Incentives offered by the Chrysler group, Ford Motor Co. and General Motors increased to an average of $2,886 per-vehicle sold in February from $2,749 in January, according to Edmunds.com.
The month-to-month increase was significant because incentives historically are lower in February than in January, when automakers work to deplete their inventory of previous model-year vehicles, says Jesse Toprak senior manager of pricing and market analysis for Edmunds.com.
Edmunds.com, an automotive consumer information site, produces a monthly report of automakers' incentive costs called the True Cost of Incentives. It tallies incentive figures from all automakers, including subvented lease programs and cash-back offers to consumers and dealers, to find its monthly average per-vehicle-sold figure. Dealer volume discounts are not included.

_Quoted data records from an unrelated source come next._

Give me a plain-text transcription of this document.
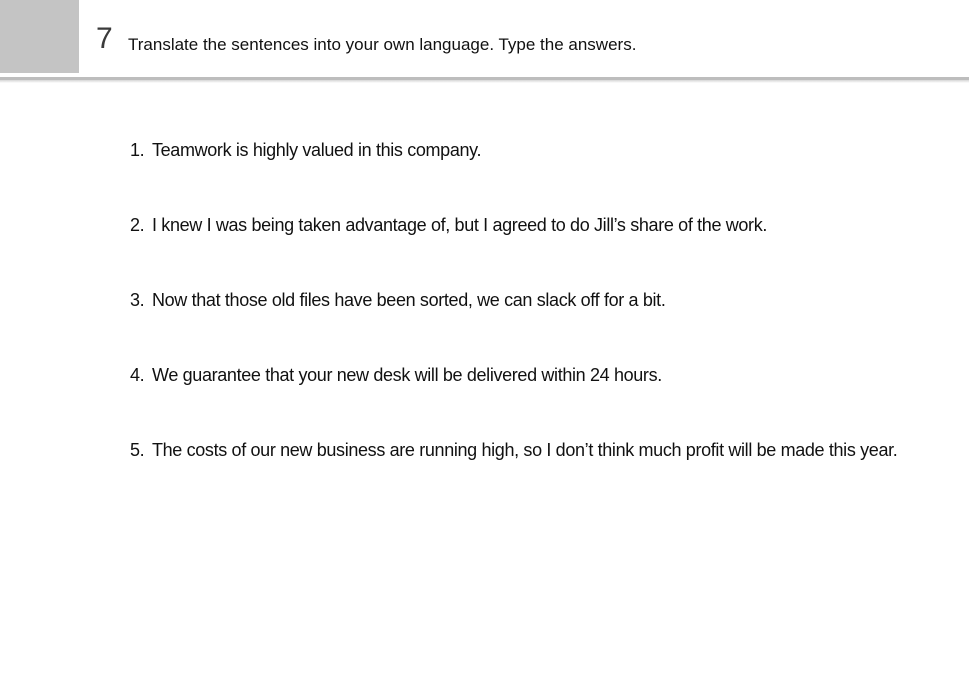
7 Translate the sentences into your own language. Type the answers.
1. Teamwork is highly valued in this company.
2. I knew I was being taken advantage of, but I agreed to do Jill’s share of the work.
3. Now that those old files have been sorted, we can slack off for a bit.
4. We guarantee that your new desk will be delivered within 24 hours.
5. The costs of our new business are running high, so I don’t think much profit will be made this year.
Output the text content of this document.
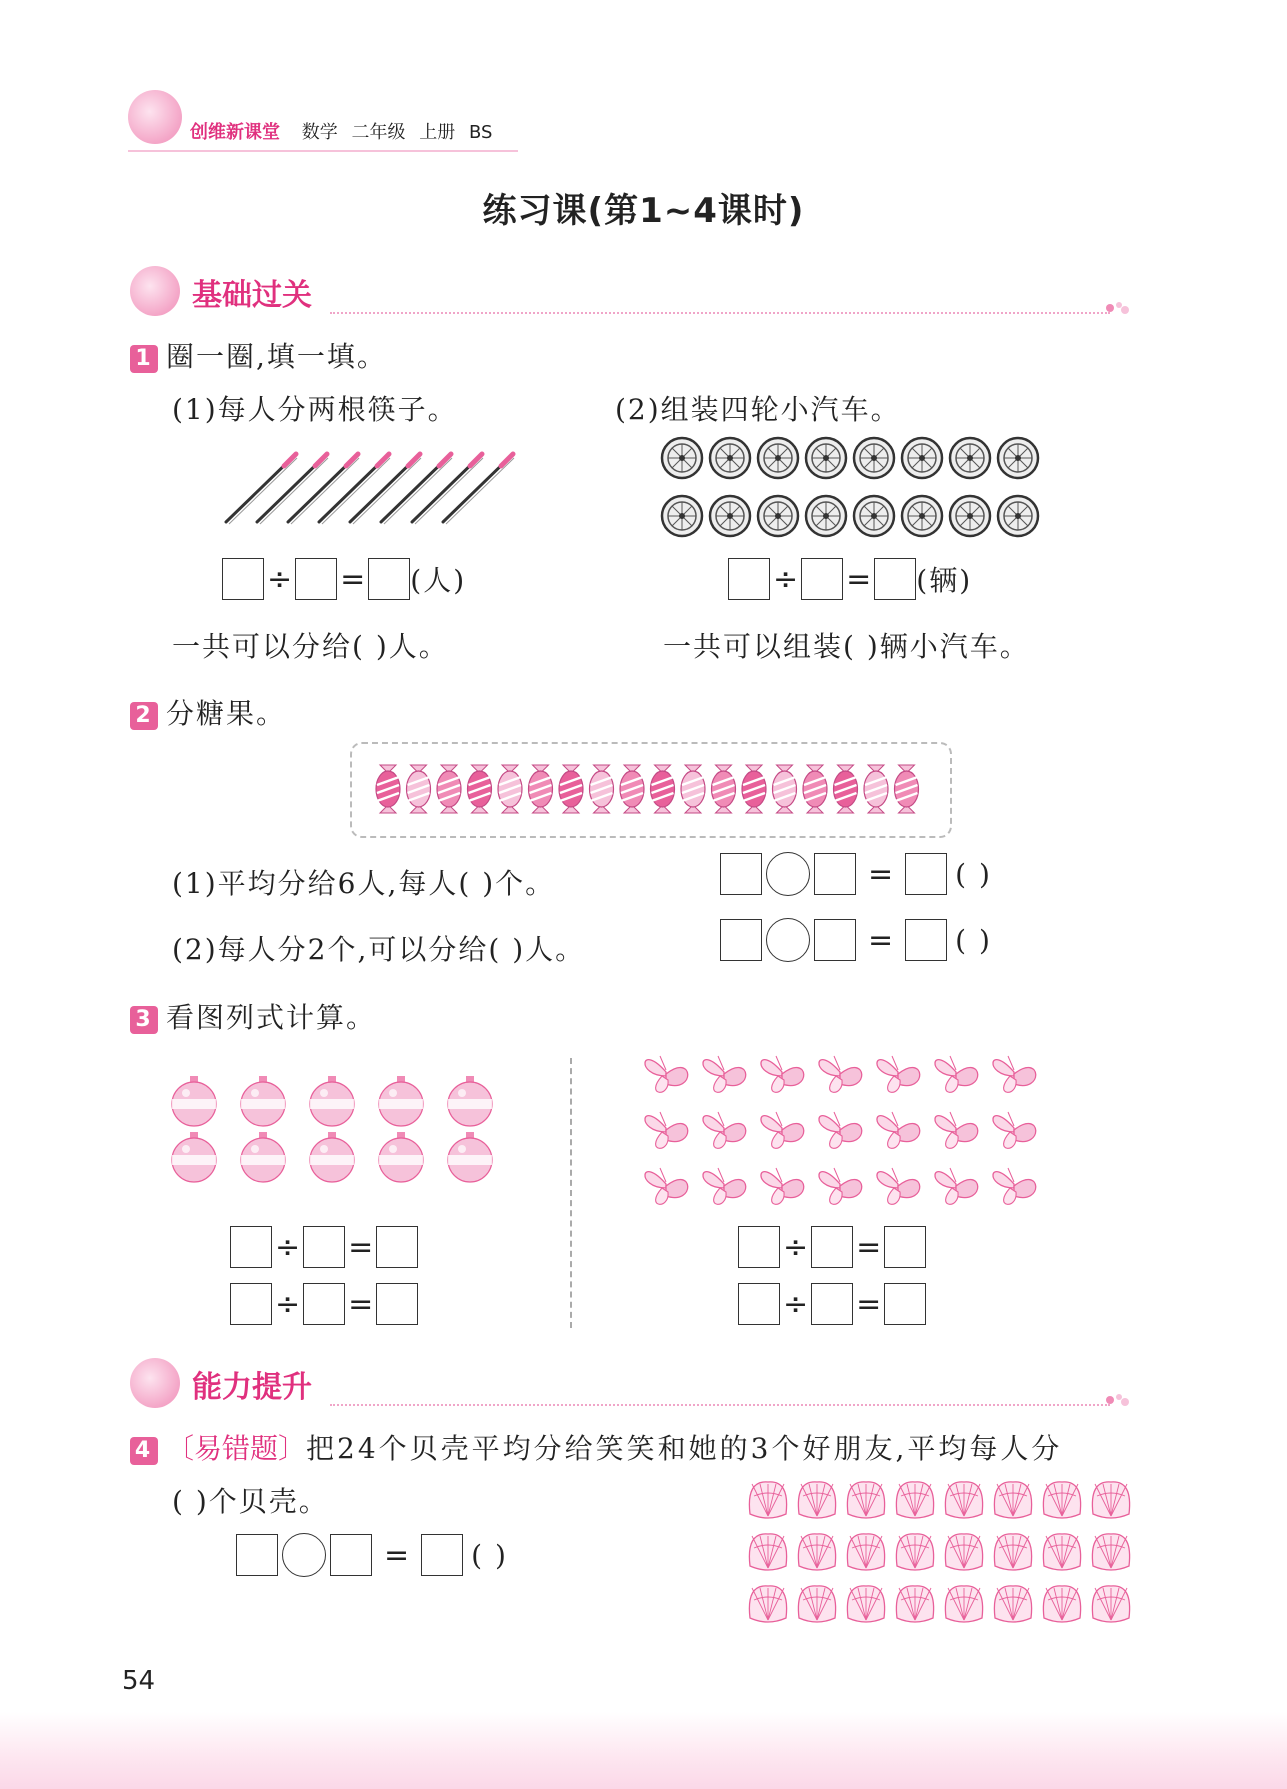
创维新课堂 数学 二年级 上册 BS
练习课(第1~4课时)
基础过关
1 圈一圈,填一填。
(1)每人分两根筷子。	(2)组装四轮小汽车。
÷ = (人)	÷ = (辆)
一共可以分给( )人。	一共可以组装( )辆小汽车。
2 分糖果。
(1)平均分给6人,每人( )个。	= ( )
(2)每人分2个,可以分给( )人。	= ( )
3 看图列式计算。
÷ =
÷ =
÷ =
÷ =
能力提升
4 〔易错题〕把24个贝壳平均分给笑笑和她的3个好朋友,平均每人分
( )个贝壳。
= ( )
54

The Web site says of the Big 3, Chrysler had the highest percentage gain in incentives, up 10 percent, or $245 per vehicle in February compared with January. Chrysler's February market share was up 2.1 percentage points in February compared with January.
The Big 3 in February held 61.31 percent market share, up from 58.74 percent in January.
European automakers' incentives per-vehicle sold averaged $1,422 in February, Edmunds.com reports. European makers' market share in February remained largely unchanged from January, when they held 7.19 percent. Europeans had 6.9 percent market share in February.
Edmunds.com says Japanese automakers' incentives per vehicle sold averaged $851 per vehicle. Japanese market share in February was 27.85 percent. It was 29.6 percent in January.
Korean manufacturers averaged $974 per vehicle in February, Edmunds.com says. Korean market share in February was 3.72 percent, down slightly from 4.2 percent in January.
Edmunds.com, of Santa Monica, Calif., calculates that for every dollar Japanese automakers spent in incentives on each vehicle they sold in the United States in February, Korean makers spent $1.15, Europeans spent $1.67 and domestics spent $3.39.